Something strange is happening at the Orsk furniture superstore in Cleveland, Ohio. Every morning, employees arrive to find broken Kjerring bookshelves, shattered Glans water goblets, and smashed Liripip wardrobes. Sales are down, security cameras reveal nothing, and store managers are panicking.
Again, this is another one I read in 2015 and still think about to this day. There’s nothing mind blowing about the writing, but the format and story itself is rave worthy. We recently purchased this for the Library as well, and I have been nonstop recommending it to students who are brave enough to stomach this book.
What if the ordinary things in life suddenly…disappeared?
Aila Quinn’s mother, Juliet, has always been a mystery: vibrant yet guarded, she keeps her secrets beyond Aila’s reach. When Juliet dies, Aila and her younger brother Miles are sent to live in Sterling, a rural town far from home–and the place where Juliet grew up.
Sterling is a place with mysteries of its own. A place where the experiences that weave life together–scents of flowers and food, reflections from mirrors and lakes, even the ability to dream–vanish every seven years.
I’m also still thinking about this book and it’s high up on my recommendations list. This is something I’d love to reread when I get the chance. I loved everything about this book: the writing, the characters, the plot twists, storyline etc.
No one expects a princess to be brutal. And Lada Dragwlya likes it that way. Ever since she and her gentle younger brother, Radu, were wrenched from their homeland of Wallachia and abandoned by their father to be raised in the Ottoman courts, Lada has known that being ruthless is the key to survival. She and Radu are doomed to act as pawns in a vicious game, an unseen sword hovering over their every move. For the lineage that makes them special also makes them targets.
And I Darken is another book I picked up and put back down because I got wayyy too distracted with my TBR list. There’s something so fascinating about the plot of this one that I’ll be putting it back on my TBR again.
Sunny Nwazue lives in Nigeria, but she was born in New York City. Her features are West African, but she’s albino. She’s a terrific athlete, but can’t go out into the sun to play soccer.
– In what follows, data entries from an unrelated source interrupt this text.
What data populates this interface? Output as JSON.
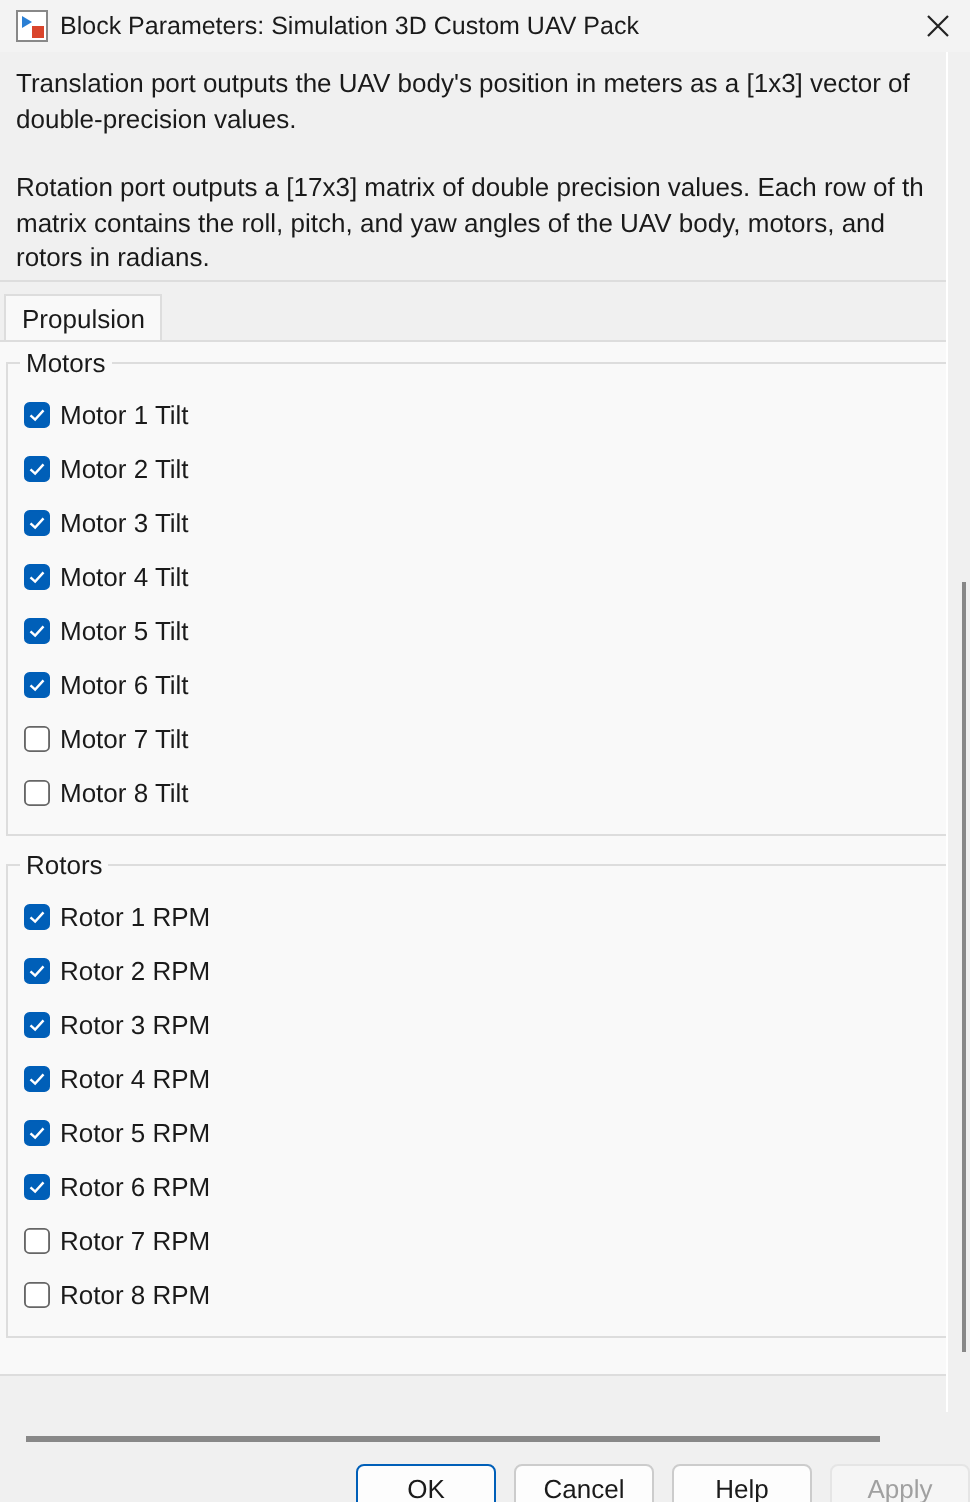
{
  "window": {
    "title": "Block Parameters: Simulation 3D Custom UAV Pack"
  },
  "description": [
    [
      "Translation port outputs the UAV body's position in meters as a [1x3] vector of",
      "double-precision values."
    ],
    [
      "Rotation port outputs a [17x3] matrix of double precision values. Each row of th",
      "matrix contains the roll, pitch, and yaw angles of the UAV body, motors, and",
      "rotors in radians."
    ]
  ],
  "tabs": [
    {
      "label": "Propulsion",
      "selected": true
    }
  ],
  "groups": [
    {
      "title": "Motors",
      "items": [
        {
          "label": "Motor 1 Tilt",
          "checked": true
        },
        {
          "label": "Motor 2 Tilt",
          "checked": true
        },
        {
          "label": "Motor 3 Tilt",
          "checked": true
        },
        {
          "label": "Motor 4 Tilt",
          "checked": true
        },
        {
          "label": "Motor 5 Tilt",
          "checked": true
        },
        {
          "label": "Motor 6 Tilt",
          "checked": true
        },
        {
          "label": "Motor 7 Tilt",
          "checked": false
        },
        {
          "label": "Motor 8 Tilt",
          "checked": false
        }
      ]
    },
    {
      "title": "Rotors",
      "items": [
        {
          "label": "Rotor 1 RPM",
          "checked": true
        },
        {
          "label": "Rotor 2 RPM",
          "checked": true
        },
        {
          "label": "Rotor 3 RPM",
          "checked": true
        },
        {
          "label": "Rotor 4 RPM",
          "checked": true
        },
        {
          "label": "Rotor 5 RPM",
          "checked": true
        },
        {
          "label": "Rotor 6 RPM",
          "checked": true
        },
        {
          "label": "Rotor 7 RPM",
          "checked": false
        },
        {
          "label": "Rotor 8 RPM",
          "checked": false
        }
      ]
    }
  ],
  "buttons": [
    {
      "label": "OK",
      "kind": "default",
      "disabled": false
    },
    {
      "label": "Cancel",
      "kind": "normal",
      "disabled": false
    },
    {
      "label": "Help",
      "kind": "normal",
      "disabled": false
    },
    {
      "label": "Apply",
      "kind": "normal",
      "disabled": true
    }
  ]
}
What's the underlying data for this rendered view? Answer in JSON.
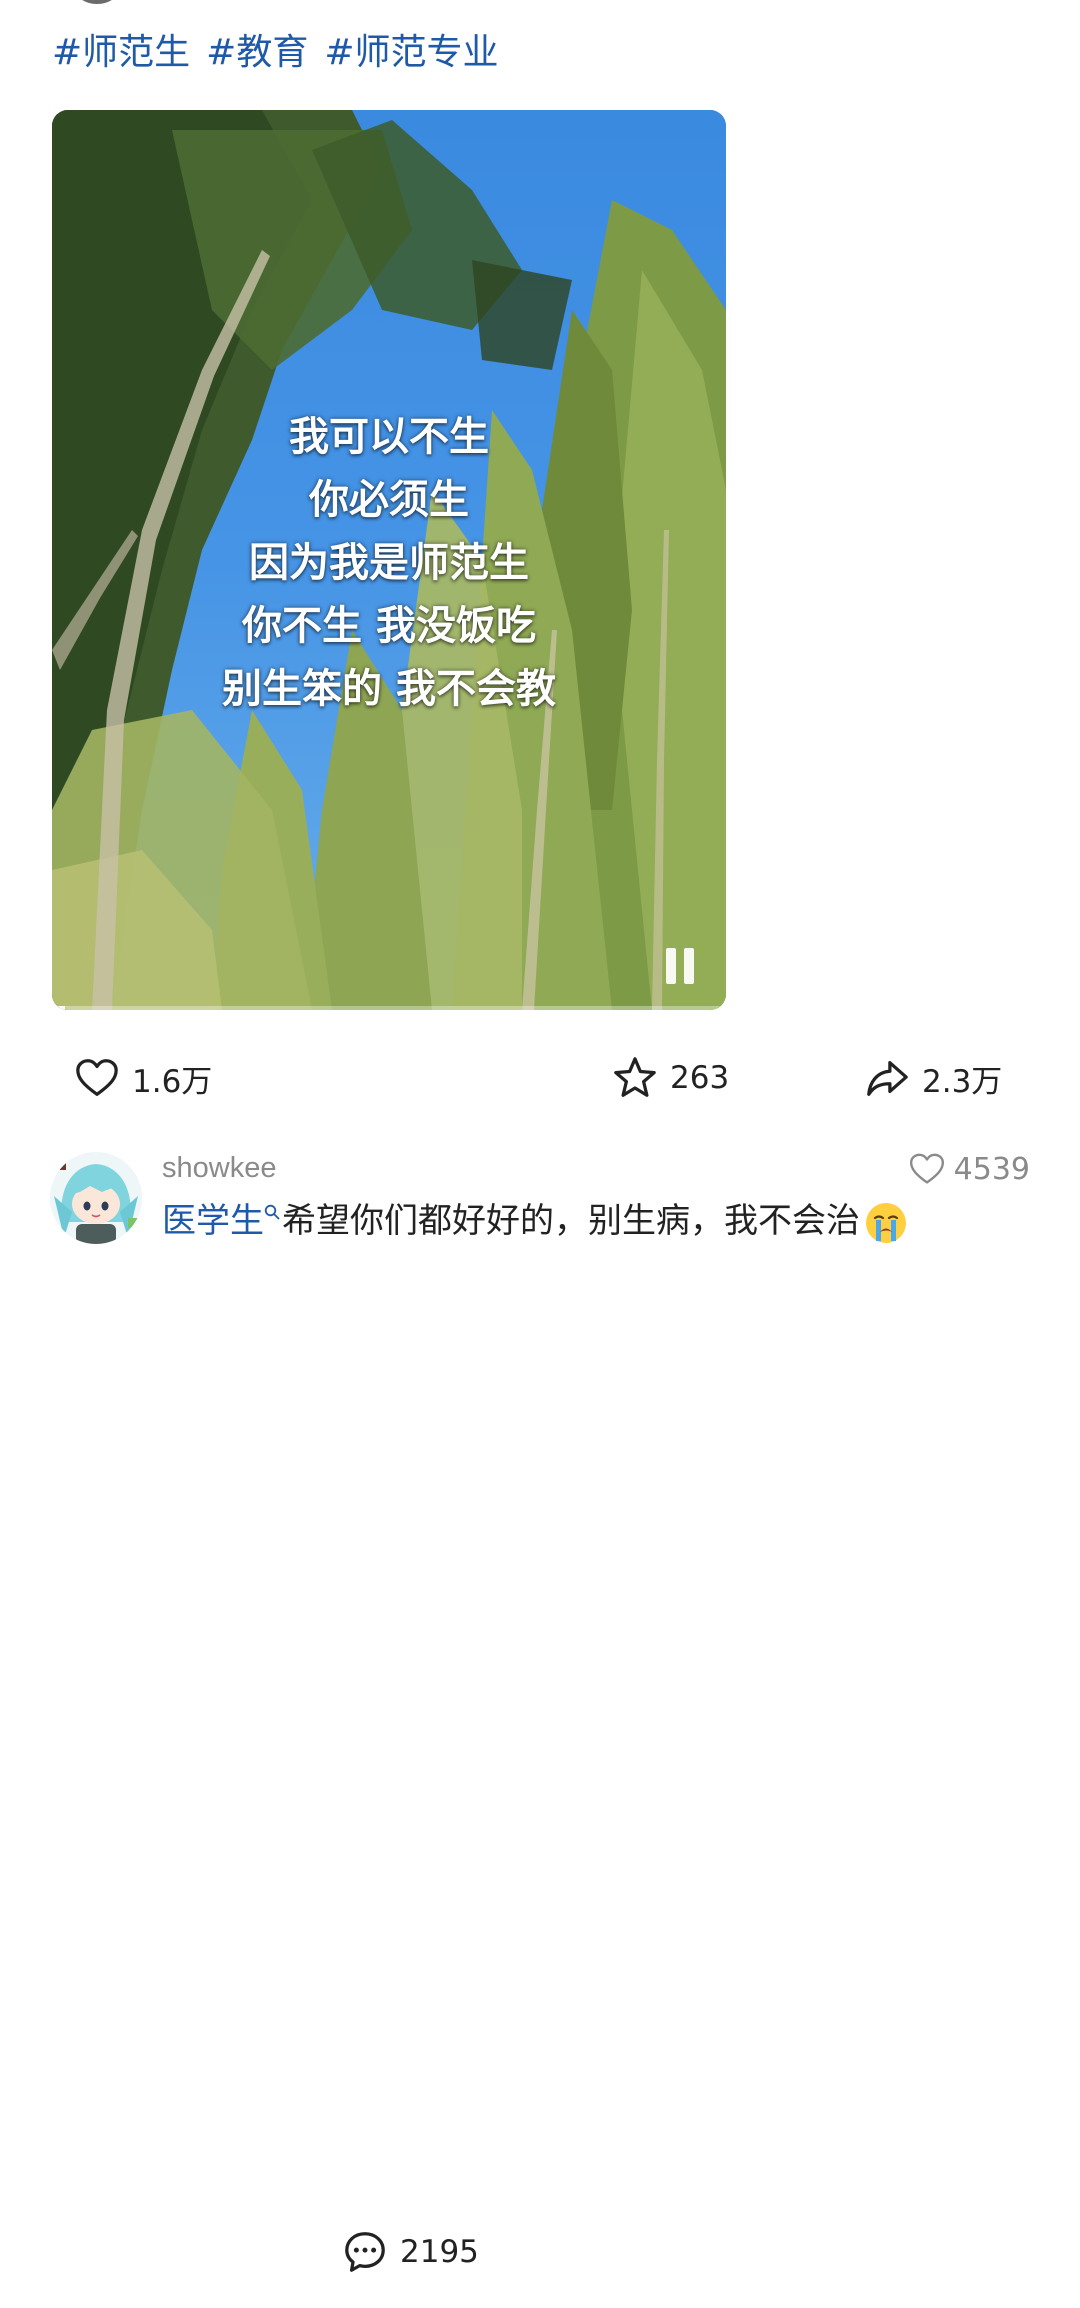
{
  "post": {
    "hashtags": [
      "#师范生",
      "#教育",
      "#师范专业"
    ],
    "video": {
      "overlay_lines": [
        "我可以不生",
        "你必须生",
        "因为我是师范生",
        "你不生 我没饭吃",
        "别生笨的 我不会教"
      ],
      "progress": 0.02
    },
    "actions": {
      "like_count": "1.6万",
      "comment_count": "2195",
      "favorite_count": "263",
      "share_count": "2.3万"
    }
  },
  "comment": {
    "username": "showkee",
    "like_count": "4539",
    "link_text": "医学生",
    "text": "希望你们都好好的，别生病，我不会治"
  }
}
There seems to be no place where she fits in. And then she discovers something amazing—she is a “free agent” with latent magical power. And she has a lot of catching up to do.
Soon she’s part of a quartet of magic students, studying the visible and invisible, learning to change reality. But just as she’s finding her footing, Sunny and her friends are asked by the magical authorities to help track down a career criminal who knows magic, too. Will their training be enough to help them against a threat whose powers greatly outnumber theirs?
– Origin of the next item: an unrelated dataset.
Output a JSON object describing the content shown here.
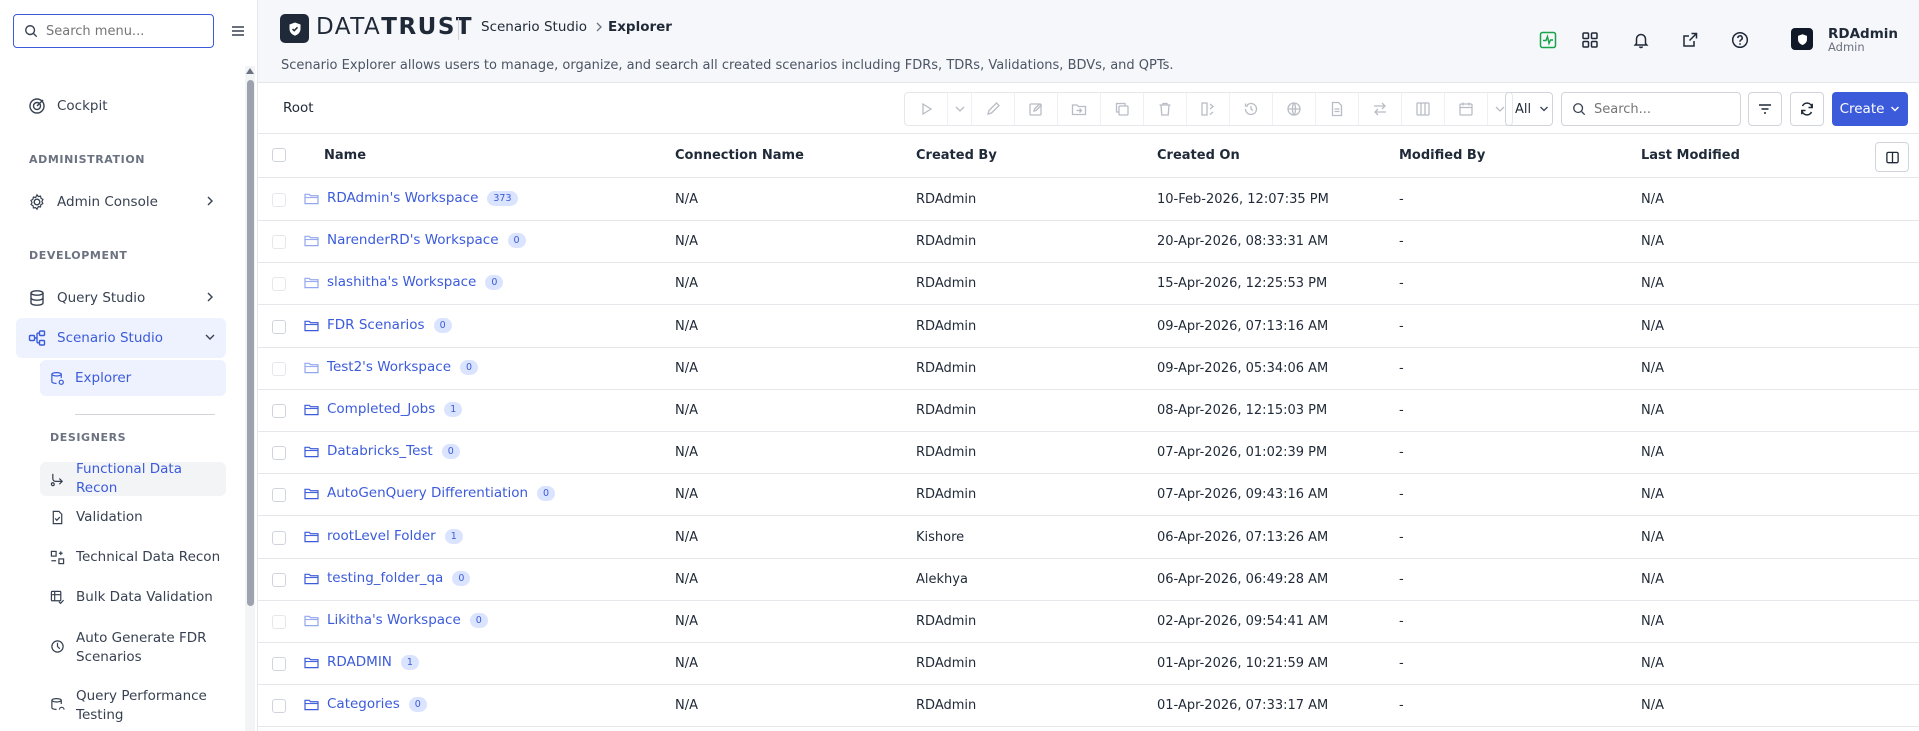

This got great ratings on Goodreads but I feel like it didn’t get as much buzz as Children of Blood and Bone. The fact that it’s been dubbed as the “Nigerian Harry Potter” has definitely got my attention.
Guile is the Prism, the most powerful man in the world. He is high priest and emperor, a man whose power, wit, and charm are all that preserves a tenuous peace. Yet Prisms never last, and Guile knows exactly how long he has left to live.
When Guile discovers he has a son, born in a far kingdom after the war that put him in power, he must decide how much he’s willing to pay to protect a secret that could tear his world apart.
This came highly recommended by Regan from Peruse Project, and it seemed like for a while, she would mention it in all her videos. The last adult fantasy novel I read was Neil Gaiman’s Neverwhere and I LOVED it. I think it’s time to leave the YA fiction for a little bit and dive back into adult fiction.